Friday, February 4, 2011


edit: to put it in the right context: it looks like somebody got real pissed about my previous "fire-post"...

...strange things happen these days (in cresciano)… somebody watching and taking pics secretly, then anonymously (not under a real, full name) posting first weird, strange, then aggressive comments on my little blog. then finally (after 8posts!!!) spraying wrong accusations and producing gossip that I made “an open fire with an msr-burner to make coffee”. All that crap was loaded on my blog in a pretty offensive way, instead of talking personally to me as there was obviously the opportunity to and clear the matter on place – that seems like the behaviour of a REAL man to me… !!!

just for the record: I DID NOT MAKE ANY FIRE - NOR COFFEE (I don’t even drink coffee at all!!)

what happened that day is that I met a couple I know from the climbing-gym and THEY were making some coffee (right next to me) with an msr-burner.

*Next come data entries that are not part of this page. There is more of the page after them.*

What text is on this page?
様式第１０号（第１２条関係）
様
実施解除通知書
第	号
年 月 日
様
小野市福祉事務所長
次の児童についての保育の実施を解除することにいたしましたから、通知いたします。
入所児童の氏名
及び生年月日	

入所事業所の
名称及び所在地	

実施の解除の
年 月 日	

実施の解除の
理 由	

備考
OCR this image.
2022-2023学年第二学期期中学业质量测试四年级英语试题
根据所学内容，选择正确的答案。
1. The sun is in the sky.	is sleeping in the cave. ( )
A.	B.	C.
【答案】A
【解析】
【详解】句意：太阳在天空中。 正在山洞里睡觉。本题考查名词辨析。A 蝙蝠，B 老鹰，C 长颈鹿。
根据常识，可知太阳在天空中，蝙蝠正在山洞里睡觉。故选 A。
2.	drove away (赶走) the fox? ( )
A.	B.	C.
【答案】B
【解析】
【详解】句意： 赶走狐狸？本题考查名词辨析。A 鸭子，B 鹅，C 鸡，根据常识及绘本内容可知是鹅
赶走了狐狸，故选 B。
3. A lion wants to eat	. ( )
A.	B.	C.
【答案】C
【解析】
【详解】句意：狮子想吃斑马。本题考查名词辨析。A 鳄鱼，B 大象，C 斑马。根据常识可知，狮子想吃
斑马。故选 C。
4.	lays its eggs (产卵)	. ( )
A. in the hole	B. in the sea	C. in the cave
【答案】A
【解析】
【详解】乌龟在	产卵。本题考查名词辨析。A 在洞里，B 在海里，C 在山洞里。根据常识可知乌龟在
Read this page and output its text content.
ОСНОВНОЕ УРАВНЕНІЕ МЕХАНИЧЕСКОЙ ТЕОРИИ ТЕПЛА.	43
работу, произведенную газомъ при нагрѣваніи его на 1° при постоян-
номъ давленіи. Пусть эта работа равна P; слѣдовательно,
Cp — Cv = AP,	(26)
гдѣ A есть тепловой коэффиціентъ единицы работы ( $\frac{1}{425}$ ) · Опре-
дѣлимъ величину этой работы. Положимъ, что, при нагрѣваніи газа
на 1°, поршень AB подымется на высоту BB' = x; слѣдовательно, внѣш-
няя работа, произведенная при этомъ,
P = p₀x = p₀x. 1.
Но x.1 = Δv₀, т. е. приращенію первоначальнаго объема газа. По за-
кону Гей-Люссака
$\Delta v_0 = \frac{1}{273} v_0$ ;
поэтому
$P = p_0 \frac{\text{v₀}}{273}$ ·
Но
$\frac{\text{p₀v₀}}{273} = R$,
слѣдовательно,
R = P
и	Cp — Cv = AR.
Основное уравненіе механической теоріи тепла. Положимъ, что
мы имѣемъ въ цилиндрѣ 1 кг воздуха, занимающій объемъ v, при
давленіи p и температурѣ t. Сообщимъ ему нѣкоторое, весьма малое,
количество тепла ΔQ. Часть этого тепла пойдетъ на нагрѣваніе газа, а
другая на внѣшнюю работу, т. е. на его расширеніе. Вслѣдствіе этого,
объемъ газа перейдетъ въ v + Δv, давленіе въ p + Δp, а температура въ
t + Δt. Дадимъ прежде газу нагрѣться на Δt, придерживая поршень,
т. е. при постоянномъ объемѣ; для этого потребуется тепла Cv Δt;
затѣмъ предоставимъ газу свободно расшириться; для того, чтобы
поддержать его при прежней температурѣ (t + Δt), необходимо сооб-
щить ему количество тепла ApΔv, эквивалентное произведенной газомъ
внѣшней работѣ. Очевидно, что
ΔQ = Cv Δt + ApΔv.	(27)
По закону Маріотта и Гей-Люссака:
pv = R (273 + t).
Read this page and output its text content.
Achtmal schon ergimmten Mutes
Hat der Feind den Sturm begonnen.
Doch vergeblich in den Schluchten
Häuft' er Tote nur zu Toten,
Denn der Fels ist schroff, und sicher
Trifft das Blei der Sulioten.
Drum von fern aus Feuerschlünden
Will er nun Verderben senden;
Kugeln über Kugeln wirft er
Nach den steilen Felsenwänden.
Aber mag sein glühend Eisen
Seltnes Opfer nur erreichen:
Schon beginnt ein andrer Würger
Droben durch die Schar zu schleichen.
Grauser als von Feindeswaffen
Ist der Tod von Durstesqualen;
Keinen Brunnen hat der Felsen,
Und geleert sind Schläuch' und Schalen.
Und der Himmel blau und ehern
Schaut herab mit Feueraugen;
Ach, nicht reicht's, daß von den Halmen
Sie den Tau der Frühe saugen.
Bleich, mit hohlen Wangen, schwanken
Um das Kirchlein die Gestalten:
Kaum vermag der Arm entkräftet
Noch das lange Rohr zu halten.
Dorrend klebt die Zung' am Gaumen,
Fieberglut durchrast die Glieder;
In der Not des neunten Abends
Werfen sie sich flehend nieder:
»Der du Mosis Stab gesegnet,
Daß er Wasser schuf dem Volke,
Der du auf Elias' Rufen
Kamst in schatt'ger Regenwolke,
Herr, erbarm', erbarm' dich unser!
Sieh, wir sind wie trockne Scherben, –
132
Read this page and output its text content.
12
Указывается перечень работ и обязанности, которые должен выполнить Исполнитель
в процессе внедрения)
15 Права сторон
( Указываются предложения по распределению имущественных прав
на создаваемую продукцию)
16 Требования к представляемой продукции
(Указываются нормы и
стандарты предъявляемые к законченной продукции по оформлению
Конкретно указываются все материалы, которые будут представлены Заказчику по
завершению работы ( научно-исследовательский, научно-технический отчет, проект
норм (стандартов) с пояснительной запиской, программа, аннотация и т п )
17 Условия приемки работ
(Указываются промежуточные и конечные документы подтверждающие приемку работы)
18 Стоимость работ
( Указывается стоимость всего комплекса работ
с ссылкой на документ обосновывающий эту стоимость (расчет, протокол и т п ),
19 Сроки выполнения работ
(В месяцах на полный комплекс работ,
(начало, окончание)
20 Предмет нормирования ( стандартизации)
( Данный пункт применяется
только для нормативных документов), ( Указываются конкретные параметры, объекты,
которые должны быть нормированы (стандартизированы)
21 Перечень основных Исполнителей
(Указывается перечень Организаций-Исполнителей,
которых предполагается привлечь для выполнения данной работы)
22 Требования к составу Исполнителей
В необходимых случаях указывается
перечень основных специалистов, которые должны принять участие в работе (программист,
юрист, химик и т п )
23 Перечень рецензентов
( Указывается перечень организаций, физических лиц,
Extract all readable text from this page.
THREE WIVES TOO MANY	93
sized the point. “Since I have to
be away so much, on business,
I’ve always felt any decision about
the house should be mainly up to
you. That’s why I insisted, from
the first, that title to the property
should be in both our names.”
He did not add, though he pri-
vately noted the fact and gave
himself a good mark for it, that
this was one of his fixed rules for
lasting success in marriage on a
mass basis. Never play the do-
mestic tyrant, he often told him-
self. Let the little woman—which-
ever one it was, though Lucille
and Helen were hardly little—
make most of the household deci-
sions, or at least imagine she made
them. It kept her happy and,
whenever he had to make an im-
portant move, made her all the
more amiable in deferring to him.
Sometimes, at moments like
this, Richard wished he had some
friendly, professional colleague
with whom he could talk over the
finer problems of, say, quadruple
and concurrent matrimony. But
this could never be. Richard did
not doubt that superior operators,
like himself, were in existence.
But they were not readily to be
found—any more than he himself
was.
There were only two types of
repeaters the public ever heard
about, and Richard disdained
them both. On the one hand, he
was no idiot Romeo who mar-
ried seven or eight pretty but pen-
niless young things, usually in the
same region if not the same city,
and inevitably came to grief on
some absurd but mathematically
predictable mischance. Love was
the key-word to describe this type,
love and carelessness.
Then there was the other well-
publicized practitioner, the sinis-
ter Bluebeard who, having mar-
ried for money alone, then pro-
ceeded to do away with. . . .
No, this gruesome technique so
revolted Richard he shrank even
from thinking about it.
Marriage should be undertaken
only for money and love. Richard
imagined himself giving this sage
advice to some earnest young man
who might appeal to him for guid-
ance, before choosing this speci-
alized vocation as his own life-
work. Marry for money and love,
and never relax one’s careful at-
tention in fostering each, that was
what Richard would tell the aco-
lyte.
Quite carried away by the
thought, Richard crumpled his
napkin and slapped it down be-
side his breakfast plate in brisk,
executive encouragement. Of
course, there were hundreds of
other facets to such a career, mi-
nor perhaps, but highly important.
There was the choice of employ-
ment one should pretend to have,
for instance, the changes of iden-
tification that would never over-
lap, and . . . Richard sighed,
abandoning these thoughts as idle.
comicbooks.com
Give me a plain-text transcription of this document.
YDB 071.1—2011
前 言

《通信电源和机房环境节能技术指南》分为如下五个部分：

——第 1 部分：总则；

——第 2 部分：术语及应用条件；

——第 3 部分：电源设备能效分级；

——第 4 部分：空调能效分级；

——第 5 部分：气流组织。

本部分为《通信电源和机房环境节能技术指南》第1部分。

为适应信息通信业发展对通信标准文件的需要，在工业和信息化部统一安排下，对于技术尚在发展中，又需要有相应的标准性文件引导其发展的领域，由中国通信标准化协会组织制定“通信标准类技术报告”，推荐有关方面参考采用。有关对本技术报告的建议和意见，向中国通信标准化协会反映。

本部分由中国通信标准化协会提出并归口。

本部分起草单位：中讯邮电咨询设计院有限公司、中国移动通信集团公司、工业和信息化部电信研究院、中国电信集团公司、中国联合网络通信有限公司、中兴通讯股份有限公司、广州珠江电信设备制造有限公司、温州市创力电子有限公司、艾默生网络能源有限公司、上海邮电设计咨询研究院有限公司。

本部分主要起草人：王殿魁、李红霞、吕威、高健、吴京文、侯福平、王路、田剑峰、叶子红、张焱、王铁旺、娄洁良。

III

 making coffee with an msr burner is way less dangerous
even if using an msr-burner is tecnically an “open fire” (and therefore not “alloud”), I woud reckon that PRACTICALLY (in the means of fire-danger) there is a HUGE diffrence between an open fire (espcecially placed right on a tree) and making a coffee on a msr. also lightening cigarrets is tecnically an "open fire" (I DON’T smoke) and practically way more dangerous (when thrown away not fully off) then an msr-burner. There where may 50+ people smoking that day in cresciano, but the anonymous poster (may he even smokes too?!) did not even bother about that?!

then a cigarette and...
in the contradiction to the anonyomus poster i see it not personally but PRACTICALLY. and PRACTICALLY “regular” open fires are the biggest fire-hazzards and the most visible for the local-population. if a “normal open fire” gets “officialized” in a world-wide spread video I feel that it is necessary to speak out that making “open-fire” is NOT OK. If I see somebody making (carefully) a coffee on a msr (and not spread it on a video) or somoking a cigarette I personally don’t have any problems with that.

...especially an open fire literally on the roots of a tree

there is no point in making this to a personal, hating – whatever-story.

for most people it does not seem to be a problem but for the very few who do not understand how to communicate: a bit of “netiquette” for my little blog if you want your comments to be published:

- I will not allow “anonymous” posts. If you have to say something post with your FULL REAL name (or a link to it, if I don’t know you). otherwise your comment will not be published.

-don’t fool arround, if you have to say something say it straight.

-be respectful, I don’t want haters to spray arround in my little blog.

-if you have something personal, don’t hesitate to talk to me "on place" if you have the opportunity to or send me a mail.